44. âyette söz konusu edilen kimseler için bir velî, koruyucu bulunmayacağı yönündeki ifade, üstü kapalı biçimde, onların sapkınlıktan ve kötü âkıbetlerinden kurtuluş vesilelerini de yitirmiş olacaklarını belirtmektedir. Çünkü “velî”nin temel özelliklerinden biri, velîsi olduğu kişiye yol göstererek ona yardımcı olmasıdır. Nitekim 46. âyette ve başka bazı sûrelerde bu mâna açık olarak ifade edilmiştir (bk. Ra‘d 13/33; Zümer 39/23, 36; Gāfir 40/33; İbn Âşûr, XXV, 125). Aynı âyette geçen “... göreceksin” şeklindeki hitap, bir bakışa göre, belirli bir kişiye yönelik olmayıp azaba çarptırılacakların durumunu açık biçimde ortaya koymayı ve şaşkınlıklarına işaret etmeyi hedeflemekte, onların halinden ibret alınmasını istemektedir.

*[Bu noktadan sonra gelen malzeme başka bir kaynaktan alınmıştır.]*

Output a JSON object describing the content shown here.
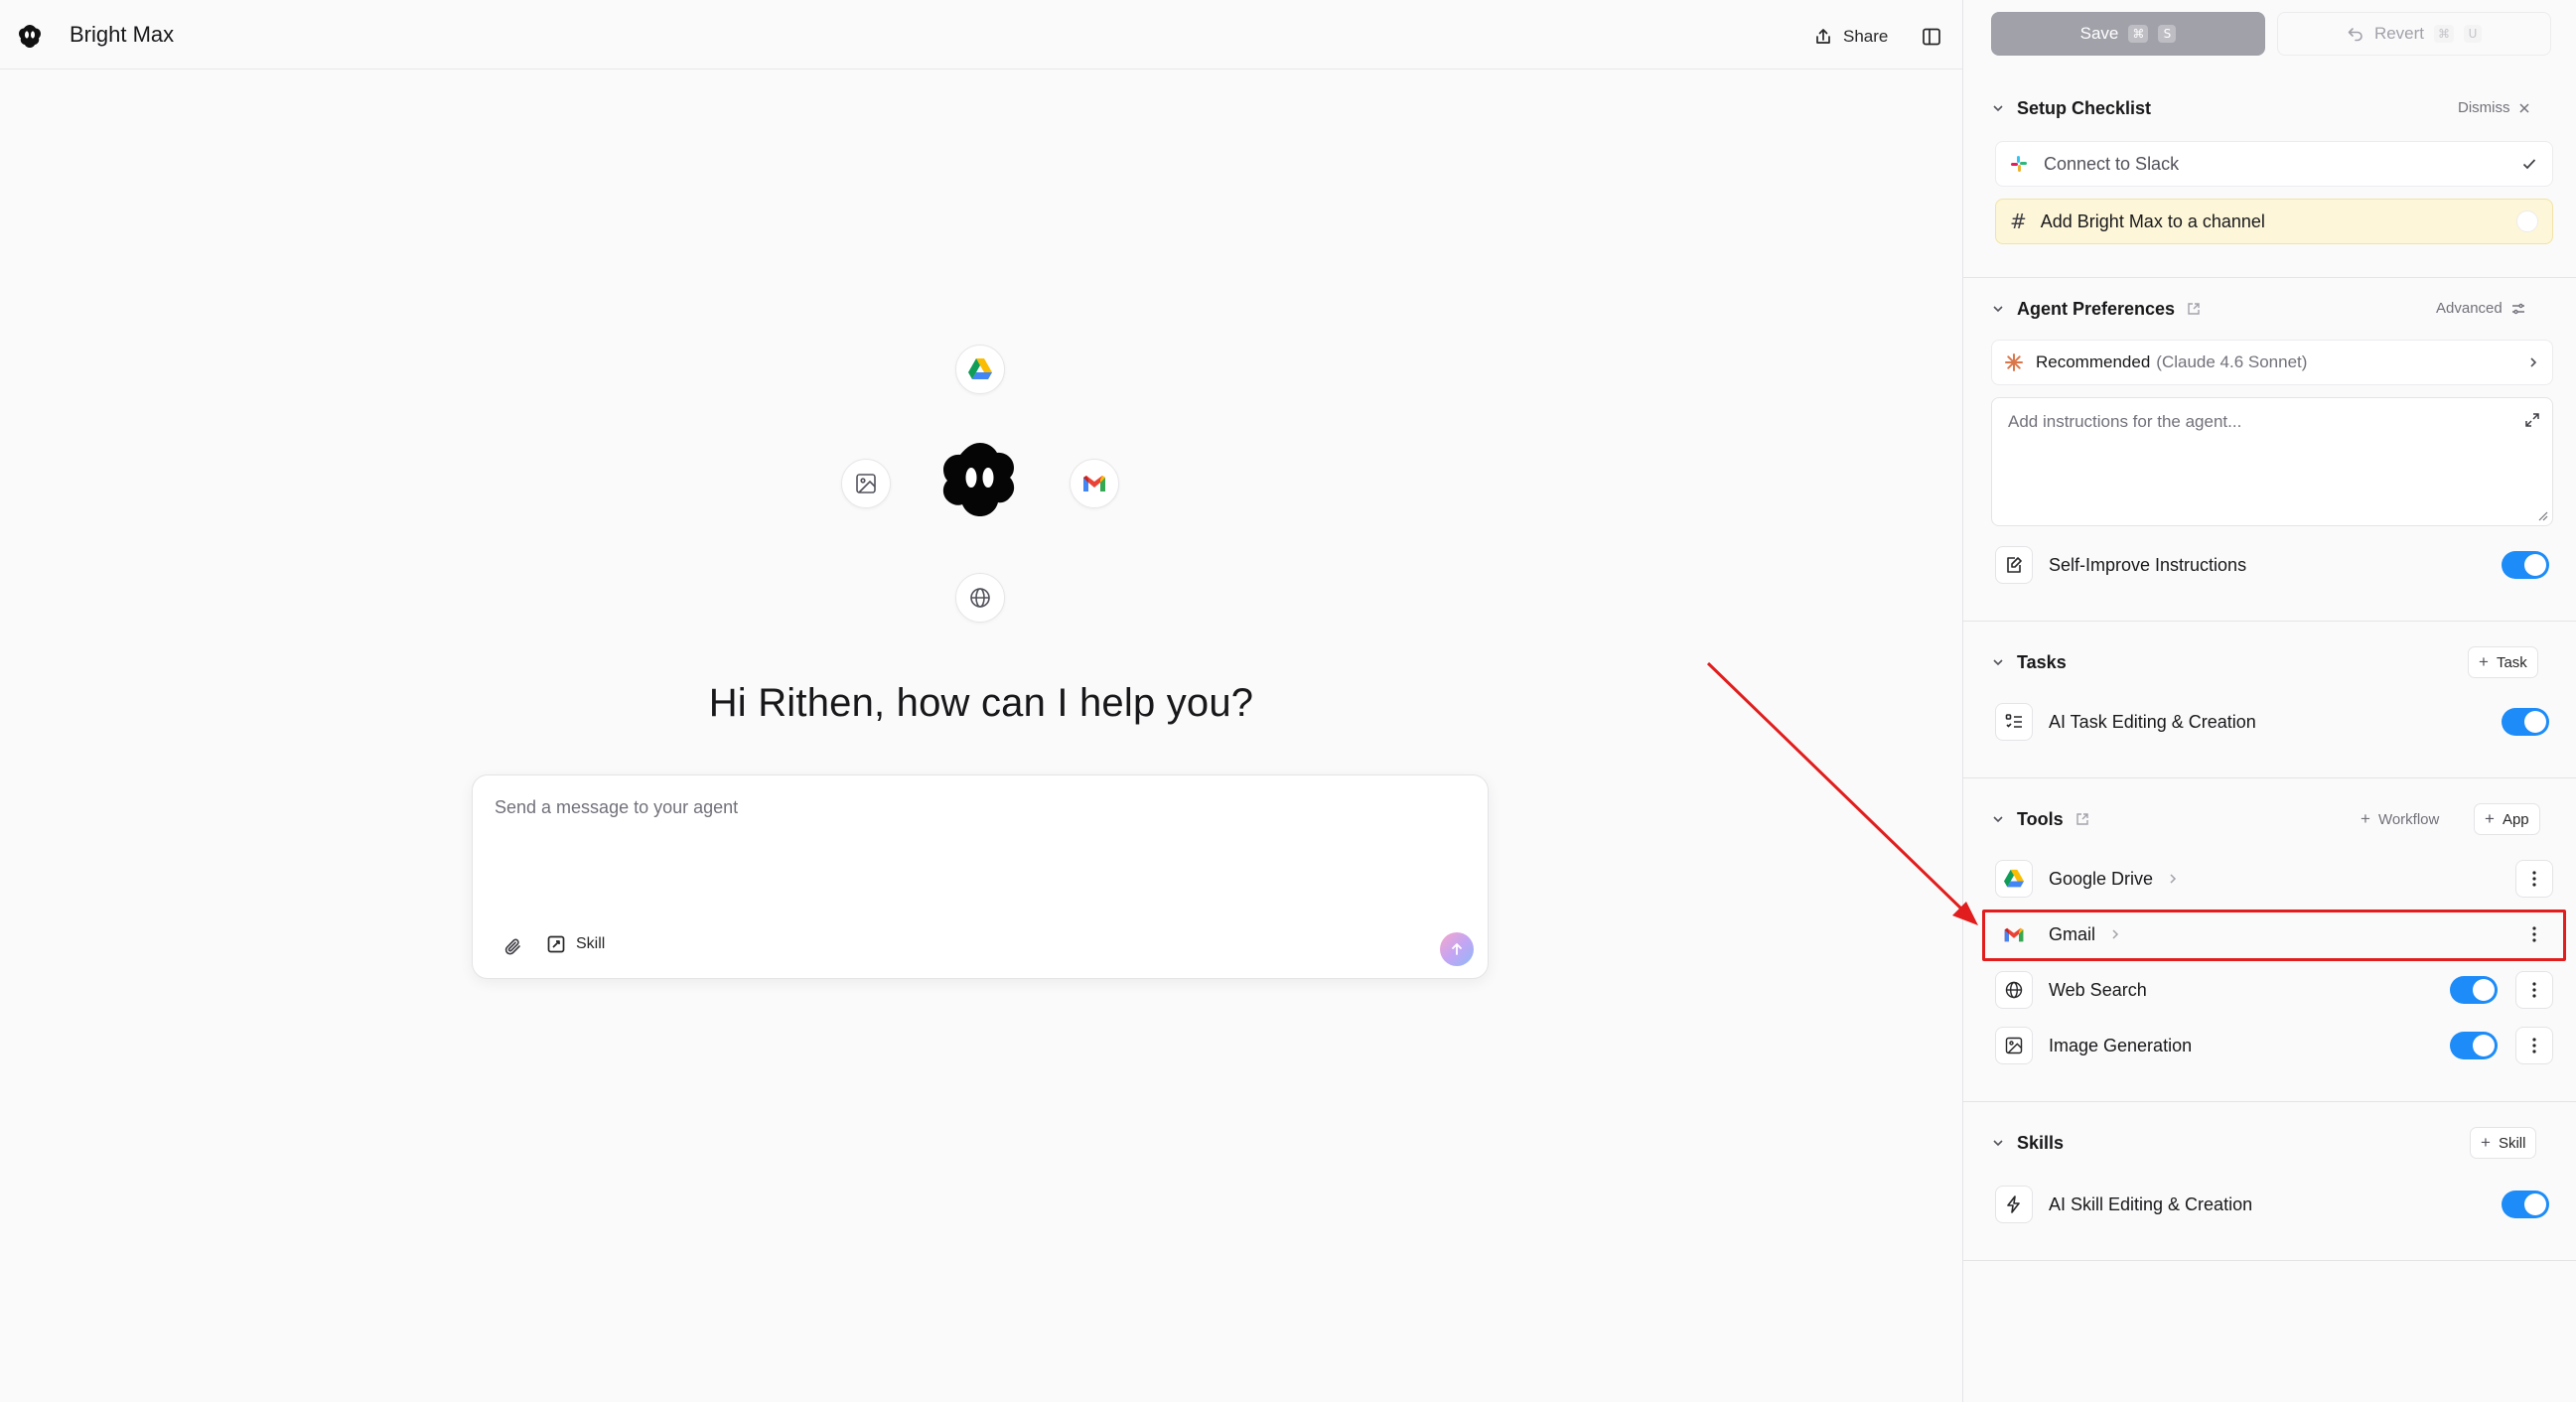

Diğer bir bakışa göre ise burada Resûlullah’a hitap edilmekte ve gördüğü kötü muameleden, işittiği ağır sözlerden ötürü teselli edilmektedir (İbn Âşûr, XXV, 125).
45. âyetin “göz ucuyla etrafa baktıklarını” şeklinde çevrilen kısmı hakkında yapılan belli başlı açıklamalar şunlardır: a) Yaşadıkları zilletten dolayı kısık gözlerle veya gözlerinin feri kaçmış bir halde baktıklarını,
b) Çok korktuklarından yahut içinde bulundukları kötü durumdan dolayı kaçamak bakışlar yaptıklarını, c) Çektikleri acılar sebebiyle gözlerini iyice açamadıklarını, d) Kör haşredilecekleri için kalpleriyle baktıklarını. Taberî bunlardan birincisini daha isabetli bulur; İbn Atıyye ve Zemahşerî de sonuncu yorumu zorlama bir açıklama olarak nitelerler (Taberî, XXV, 41-42; İbn Atıyye, IV, 41; Zemahşerî, III, 408; Şevkânî, IV, 621).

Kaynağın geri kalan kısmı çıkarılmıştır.